Миши очень хотелось быть прилежным, поэтому в первый раз он явился к господину Пошалаки на полчаса раньше.
Господин Пошалаки сидел в большом соломенном кресле. Удивительно было, что этот слепой старик, такой опрятный и спокойный, сидит в полном одиночестве у пылающего очага, попыхивая сигарой. И на столе даже стояла зажженная лампа.
— Добрый вечер.
— Добрый вечер. Кто это?
— Это я, пришел вам читать.
— Ну что ж, мой мальчик, садитесь.
Миши сел. Газеты лежали на столе.
— А какую читать?
— Ну еще успеем; начнем ровно в пять.
Миши стало стыдно, он подумал, что неприлично, наверное, было являться раньше времени. Теперь он может показаться старому господину очень жадным. Или несобранным, раз приходит, когда вздумается. Миши покраснел и, не смея заговорить, тихо сидел и слушал тиканье часов.

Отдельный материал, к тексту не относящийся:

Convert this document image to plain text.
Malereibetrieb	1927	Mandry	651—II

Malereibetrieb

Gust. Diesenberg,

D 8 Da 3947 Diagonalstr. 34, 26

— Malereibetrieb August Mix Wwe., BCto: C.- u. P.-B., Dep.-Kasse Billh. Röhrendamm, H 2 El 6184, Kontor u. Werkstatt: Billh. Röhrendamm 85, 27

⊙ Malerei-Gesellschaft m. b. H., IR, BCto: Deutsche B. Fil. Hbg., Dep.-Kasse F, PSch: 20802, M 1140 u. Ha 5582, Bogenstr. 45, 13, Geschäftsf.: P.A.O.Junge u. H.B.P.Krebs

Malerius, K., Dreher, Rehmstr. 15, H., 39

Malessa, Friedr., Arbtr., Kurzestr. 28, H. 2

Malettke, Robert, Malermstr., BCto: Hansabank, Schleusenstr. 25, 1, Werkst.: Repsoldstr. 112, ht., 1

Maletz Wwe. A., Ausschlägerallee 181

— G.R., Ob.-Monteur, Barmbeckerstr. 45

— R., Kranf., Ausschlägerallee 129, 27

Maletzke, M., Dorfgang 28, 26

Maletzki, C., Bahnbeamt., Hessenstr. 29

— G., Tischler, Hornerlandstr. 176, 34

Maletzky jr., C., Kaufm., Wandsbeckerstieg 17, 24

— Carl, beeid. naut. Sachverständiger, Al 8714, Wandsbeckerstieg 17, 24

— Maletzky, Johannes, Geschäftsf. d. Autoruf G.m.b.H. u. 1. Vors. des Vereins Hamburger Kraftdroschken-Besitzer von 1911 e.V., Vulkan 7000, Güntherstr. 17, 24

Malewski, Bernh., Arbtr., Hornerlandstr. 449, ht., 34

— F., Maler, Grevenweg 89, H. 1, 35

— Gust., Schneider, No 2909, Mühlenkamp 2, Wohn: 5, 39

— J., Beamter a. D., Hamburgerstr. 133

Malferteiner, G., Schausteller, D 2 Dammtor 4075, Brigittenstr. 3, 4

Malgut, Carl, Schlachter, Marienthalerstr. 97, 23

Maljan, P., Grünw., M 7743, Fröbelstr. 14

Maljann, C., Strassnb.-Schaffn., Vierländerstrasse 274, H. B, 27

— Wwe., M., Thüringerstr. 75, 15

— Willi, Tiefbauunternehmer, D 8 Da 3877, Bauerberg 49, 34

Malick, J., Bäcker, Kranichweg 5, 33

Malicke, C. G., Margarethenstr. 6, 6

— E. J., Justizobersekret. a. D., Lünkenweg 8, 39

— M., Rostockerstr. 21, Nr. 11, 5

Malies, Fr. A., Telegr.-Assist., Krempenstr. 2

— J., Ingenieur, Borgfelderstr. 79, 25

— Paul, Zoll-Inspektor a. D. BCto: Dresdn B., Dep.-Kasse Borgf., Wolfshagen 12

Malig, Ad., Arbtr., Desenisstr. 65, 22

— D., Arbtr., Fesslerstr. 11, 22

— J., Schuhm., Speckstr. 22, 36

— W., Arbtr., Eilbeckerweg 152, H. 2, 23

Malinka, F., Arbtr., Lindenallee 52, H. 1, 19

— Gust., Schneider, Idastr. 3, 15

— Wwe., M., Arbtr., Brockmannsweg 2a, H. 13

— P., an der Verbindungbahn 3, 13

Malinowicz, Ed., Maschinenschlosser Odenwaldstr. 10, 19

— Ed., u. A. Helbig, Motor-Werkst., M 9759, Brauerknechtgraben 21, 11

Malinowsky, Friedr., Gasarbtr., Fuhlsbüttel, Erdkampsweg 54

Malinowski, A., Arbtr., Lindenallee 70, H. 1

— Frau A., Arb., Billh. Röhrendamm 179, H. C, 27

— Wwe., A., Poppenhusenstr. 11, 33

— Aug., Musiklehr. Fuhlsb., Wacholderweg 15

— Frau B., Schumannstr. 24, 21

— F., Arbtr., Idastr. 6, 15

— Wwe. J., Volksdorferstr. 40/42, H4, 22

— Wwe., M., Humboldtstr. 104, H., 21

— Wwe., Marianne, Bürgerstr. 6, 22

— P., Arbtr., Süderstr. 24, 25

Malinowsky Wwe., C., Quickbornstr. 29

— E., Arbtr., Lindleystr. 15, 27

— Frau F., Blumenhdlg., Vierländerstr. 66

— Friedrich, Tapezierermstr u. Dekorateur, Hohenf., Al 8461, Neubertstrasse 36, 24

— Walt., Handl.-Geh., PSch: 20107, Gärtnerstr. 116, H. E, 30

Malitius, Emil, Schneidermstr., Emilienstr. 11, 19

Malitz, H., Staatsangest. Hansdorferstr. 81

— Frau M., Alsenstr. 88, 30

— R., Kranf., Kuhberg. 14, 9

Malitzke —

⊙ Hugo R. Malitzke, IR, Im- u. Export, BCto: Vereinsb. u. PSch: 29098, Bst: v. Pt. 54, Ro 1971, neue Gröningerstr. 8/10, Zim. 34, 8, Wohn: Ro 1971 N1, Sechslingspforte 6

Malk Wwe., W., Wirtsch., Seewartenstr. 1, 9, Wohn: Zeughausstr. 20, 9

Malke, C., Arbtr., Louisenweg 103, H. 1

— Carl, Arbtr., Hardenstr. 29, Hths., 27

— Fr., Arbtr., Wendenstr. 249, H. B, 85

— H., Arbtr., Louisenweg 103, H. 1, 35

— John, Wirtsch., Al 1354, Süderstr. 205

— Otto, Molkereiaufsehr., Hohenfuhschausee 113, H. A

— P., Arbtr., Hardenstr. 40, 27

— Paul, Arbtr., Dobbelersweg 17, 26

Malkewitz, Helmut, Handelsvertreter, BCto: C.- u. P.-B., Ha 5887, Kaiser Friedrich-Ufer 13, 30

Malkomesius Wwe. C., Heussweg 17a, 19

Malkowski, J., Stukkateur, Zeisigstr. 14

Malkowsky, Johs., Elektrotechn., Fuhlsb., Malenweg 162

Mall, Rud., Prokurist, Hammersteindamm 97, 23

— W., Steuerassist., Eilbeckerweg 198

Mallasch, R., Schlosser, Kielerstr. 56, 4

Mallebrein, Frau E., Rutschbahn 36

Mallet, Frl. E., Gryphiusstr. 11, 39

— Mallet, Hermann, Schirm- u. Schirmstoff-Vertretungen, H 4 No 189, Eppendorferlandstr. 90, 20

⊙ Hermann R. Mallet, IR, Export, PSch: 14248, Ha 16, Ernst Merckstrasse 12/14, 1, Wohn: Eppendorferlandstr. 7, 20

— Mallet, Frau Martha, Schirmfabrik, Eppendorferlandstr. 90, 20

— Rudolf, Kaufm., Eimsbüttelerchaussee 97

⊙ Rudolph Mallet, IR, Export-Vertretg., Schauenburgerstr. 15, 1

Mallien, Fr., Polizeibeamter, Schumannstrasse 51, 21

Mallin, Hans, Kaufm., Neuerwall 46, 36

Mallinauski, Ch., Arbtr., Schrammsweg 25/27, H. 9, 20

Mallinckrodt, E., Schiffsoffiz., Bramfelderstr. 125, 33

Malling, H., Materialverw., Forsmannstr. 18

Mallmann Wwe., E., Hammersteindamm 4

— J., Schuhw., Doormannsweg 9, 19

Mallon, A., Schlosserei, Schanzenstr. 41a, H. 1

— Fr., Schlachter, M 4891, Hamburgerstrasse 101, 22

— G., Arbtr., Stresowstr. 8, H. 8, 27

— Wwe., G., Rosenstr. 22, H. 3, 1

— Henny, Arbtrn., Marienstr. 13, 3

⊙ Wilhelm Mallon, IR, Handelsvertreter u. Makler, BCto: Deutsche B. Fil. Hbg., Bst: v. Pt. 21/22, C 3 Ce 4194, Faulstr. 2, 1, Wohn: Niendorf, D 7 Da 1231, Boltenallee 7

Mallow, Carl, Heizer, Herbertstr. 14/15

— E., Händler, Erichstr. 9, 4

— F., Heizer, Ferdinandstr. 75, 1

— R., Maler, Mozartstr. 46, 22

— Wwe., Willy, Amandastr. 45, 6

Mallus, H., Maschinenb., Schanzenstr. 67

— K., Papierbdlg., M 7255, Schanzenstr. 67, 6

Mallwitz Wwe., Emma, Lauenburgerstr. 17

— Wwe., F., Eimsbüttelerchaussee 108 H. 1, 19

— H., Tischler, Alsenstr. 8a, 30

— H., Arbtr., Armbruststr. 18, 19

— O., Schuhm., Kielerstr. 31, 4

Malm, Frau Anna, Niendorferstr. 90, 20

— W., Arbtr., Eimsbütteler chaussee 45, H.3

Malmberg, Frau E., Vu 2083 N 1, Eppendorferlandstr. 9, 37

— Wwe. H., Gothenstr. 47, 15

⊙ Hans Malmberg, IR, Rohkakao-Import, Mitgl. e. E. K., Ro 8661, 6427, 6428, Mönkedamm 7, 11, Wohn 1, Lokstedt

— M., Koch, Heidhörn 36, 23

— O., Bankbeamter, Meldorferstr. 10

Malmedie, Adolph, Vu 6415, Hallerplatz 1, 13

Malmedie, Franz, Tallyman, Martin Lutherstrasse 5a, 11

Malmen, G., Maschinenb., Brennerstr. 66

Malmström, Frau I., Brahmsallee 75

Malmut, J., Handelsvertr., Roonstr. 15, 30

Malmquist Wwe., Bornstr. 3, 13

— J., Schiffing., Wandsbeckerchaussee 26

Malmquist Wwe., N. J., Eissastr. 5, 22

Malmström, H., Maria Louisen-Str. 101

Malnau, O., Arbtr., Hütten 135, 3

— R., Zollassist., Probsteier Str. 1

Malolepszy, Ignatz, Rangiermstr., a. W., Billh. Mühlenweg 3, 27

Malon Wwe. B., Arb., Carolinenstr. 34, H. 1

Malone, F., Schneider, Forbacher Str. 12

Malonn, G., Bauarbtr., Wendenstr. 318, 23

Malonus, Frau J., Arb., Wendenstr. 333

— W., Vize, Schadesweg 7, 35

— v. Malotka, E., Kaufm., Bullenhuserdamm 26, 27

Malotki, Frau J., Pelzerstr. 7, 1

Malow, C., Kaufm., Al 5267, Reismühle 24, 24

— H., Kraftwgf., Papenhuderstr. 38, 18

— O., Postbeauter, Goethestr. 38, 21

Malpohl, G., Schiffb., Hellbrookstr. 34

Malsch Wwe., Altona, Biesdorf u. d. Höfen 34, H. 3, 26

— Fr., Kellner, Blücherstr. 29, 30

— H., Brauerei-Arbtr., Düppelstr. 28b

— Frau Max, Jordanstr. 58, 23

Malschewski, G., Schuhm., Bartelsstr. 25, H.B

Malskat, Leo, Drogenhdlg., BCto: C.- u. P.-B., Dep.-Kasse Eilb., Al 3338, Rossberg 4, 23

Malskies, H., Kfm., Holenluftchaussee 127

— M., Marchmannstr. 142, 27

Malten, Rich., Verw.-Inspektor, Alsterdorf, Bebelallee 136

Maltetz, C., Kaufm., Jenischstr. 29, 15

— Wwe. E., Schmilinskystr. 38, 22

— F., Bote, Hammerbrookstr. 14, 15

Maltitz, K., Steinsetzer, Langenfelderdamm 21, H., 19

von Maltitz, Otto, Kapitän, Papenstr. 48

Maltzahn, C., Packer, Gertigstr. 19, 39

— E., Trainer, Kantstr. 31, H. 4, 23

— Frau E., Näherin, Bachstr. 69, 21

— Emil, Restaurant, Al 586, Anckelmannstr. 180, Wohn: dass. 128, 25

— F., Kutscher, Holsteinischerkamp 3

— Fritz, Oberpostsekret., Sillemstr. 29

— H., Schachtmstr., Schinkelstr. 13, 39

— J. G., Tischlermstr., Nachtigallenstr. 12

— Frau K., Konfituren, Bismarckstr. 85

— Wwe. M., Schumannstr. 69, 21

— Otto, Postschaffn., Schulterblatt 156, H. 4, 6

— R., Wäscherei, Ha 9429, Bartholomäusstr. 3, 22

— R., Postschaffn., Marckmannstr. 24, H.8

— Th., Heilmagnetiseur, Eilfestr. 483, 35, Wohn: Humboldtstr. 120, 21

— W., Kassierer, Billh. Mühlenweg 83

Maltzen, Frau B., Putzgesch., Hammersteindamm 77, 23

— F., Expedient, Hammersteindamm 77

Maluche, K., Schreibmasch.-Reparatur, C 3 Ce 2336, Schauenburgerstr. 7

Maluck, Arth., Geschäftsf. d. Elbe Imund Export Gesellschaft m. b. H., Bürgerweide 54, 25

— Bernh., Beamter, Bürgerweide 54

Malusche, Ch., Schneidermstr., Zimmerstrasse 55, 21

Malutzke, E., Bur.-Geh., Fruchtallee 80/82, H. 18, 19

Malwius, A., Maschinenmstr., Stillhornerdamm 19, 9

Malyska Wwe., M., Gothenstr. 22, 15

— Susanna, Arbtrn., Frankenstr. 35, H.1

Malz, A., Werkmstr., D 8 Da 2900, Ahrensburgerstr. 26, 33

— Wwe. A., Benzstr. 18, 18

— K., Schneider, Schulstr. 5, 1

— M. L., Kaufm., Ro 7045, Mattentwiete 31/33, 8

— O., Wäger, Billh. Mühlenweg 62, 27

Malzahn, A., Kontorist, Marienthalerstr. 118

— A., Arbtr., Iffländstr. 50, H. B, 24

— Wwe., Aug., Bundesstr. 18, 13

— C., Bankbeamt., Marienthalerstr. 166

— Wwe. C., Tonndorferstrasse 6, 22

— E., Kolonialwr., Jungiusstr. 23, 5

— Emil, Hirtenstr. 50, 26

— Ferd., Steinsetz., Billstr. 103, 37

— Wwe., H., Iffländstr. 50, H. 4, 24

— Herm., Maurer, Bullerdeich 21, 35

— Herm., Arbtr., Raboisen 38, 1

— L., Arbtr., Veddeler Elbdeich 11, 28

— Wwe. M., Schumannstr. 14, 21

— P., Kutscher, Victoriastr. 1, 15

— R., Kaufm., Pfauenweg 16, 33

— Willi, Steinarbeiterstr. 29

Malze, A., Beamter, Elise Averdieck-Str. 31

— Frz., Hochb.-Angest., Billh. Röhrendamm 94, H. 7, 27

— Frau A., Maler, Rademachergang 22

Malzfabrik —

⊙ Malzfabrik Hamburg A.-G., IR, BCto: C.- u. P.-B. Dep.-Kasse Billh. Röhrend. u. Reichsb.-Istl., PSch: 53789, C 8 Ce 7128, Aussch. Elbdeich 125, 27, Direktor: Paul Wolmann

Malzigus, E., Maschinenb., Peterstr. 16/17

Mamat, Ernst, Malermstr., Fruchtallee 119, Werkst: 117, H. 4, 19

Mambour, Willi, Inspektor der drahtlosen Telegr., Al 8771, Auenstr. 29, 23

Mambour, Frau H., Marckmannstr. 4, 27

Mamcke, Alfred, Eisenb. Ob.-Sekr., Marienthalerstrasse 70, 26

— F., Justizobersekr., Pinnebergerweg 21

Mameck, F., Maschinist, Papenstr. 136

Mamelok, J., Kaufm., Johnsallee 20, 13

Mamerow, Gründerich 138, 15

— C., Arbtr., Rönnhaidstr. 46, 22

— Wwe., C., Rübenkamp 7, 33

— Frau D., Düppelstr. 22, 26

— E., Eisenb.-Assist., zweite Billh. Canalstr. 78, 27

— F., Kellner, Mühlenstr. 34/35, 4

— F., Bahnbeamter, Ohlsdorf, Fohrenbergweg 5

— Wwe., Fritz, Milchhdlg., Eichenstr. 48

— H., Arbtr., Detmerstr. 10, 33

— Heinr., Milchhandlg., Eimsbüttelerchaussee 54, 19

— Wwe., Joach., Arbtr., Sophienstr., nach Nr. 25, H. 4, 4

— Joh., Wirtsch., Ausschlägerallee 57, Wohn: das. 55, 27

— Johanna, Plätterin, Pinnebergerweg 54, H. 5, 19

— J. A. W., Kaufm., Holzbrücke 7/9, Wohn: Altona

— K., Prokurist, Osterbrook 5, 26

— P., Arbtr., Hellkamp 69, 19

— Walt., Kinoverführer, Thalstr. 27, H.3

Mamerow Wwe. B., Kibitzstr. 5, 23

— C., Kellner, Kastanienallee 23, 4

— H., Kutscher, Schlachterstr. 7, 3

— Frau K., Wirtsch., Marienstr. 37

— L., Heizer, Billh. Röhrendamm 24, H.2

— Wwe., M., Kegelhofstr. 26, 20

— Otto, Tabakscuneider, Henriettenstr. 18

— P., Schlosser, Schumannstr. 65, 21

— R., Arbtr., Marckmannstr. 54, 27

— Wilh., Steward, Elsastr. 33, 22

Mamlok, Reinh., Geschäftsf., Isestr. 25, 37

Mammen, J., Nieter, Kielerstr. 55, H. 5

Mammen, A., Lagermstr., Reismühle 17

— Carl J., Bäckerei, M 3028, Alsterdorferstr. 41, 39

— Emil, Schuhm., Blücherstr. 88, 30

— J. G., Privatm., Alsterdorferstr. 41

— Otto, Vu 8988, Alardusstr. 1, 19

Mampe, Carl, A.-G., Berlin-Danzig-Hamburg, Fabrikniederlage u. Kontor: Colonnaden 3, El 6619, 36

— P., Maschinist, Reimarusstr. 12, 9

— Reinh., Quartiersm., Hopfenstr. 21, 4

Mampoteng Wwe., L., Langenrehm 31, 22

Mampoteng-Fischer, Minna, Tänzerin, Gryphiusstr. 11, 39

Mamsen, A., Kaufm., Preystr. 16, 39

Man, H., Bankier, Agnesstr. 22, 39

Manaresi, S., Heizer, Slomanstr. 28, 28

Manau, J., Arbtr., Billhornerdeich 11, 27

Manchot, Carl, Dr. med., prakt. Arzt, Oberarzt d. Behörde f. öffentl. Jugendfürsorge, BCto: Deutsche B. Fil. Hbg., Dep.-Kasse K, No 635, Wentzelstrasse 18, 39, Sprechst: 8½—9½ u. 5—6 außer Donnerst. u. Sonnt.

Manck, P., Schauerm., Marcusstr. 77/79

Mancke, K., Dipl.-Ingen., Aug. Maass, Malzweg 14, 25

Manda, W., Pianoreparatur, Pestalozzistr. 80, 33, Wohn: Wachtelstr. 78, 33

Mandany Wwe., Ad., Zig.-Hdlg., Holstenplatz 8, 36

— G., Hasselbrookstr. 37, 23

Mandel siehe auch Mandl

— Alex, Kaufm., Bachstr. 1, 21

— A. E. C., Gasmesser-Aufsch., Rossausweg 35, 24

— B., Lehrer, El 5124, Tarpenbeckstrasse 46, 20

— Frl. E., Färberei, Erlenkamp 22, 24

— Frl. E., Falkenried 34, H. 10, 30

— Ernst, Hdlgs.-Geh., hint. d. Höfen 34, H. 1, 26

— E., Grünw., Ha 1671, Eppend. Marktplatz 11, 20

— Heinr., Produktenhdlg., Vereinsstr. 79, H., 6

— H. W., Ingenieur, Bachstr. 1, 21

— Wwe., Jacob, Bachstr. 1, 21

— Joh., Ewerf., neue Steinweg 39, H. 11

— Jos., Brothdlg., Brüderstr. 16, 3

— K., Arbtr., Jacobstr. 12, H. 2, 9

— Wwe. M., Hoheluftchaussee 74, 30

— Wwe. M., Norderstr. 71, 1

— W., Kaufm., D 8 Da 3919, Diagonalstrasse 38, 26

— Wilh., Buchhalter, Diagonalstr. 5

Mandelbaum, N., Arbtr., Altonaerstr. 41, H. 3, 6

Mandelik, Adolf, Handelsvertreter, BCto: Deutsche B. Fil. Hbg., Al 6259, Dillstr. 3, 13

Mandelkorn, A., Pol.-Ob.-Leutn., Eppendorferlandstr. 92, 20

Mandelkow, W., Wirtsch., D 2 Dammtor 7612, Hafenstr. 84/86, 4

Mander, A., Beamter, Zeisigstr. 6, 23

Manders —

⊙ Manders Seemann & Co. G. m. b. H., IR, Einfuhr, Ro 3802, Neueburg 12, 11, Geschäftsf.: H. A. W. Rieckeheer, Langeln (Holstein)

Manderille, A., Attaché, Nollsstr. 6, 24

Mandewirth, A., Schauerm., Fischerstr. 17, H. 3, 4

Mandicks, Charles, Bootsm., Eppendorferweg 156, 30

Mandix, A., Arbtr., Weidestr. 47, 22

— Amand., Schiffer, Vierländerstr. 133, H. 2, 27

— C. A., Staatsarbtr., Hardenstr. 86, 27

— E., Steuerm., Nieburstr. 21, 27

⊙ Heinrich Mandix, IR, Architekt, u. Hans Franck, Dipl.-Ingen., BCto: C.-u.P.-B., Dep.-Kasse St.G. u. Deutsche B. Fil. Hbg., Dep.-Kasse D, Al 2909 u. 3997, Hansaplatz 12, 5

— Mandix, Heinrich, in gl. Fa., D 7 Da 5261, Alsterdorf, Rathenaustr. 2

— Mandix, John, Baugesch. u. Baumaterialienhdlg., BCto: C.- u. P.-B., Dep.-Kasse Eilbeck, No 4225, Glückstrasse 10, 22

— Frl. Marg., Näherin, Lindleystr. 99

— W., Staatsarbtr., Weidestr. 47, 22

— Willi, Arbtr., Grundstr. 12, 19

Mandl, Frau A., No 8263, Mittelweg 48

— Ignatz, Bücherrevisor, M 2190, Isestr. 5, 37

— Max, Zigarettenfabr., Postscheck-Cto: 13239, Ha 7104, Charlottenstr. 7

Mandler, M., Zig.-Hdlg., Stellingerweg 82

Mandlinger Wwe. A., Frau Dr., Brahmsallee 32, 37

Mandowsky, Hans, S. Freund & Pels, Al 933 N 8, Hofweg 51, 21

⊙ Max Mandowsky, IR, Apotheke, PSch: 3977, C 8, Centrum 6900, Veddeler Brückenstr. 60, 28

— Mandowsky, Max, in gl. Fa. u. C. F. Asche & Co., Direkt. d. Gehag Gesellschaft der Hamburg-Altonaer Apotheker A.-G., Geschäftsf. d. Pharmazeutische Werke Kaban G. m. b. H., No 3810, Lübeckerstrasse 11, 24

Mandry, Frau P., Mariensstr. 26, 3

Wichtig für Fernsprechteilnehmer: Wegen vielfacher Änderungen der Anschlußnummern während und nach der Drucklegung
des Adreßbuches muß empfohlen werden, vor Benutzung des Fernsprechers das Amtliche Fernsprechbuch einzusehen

На полированном коричневом шкафу стояли часы на алебастровых ножках, но не такие, как у Тёрёков, где он жил в прошлом году. На тех часах сверху была фигура золотого гусара, гарцевавшего на коне, и они были накрыты стеклянным колпаком; эти же без стеклянной крышки, а наверху — черный фасад, как у греческих храмов, что изображены в учебнике. Часы господина Пошалаки казались Миши гораздо благороднее, тем более что у Тёрёков стеклянный колпак был с трещиной и заклеен бумагой.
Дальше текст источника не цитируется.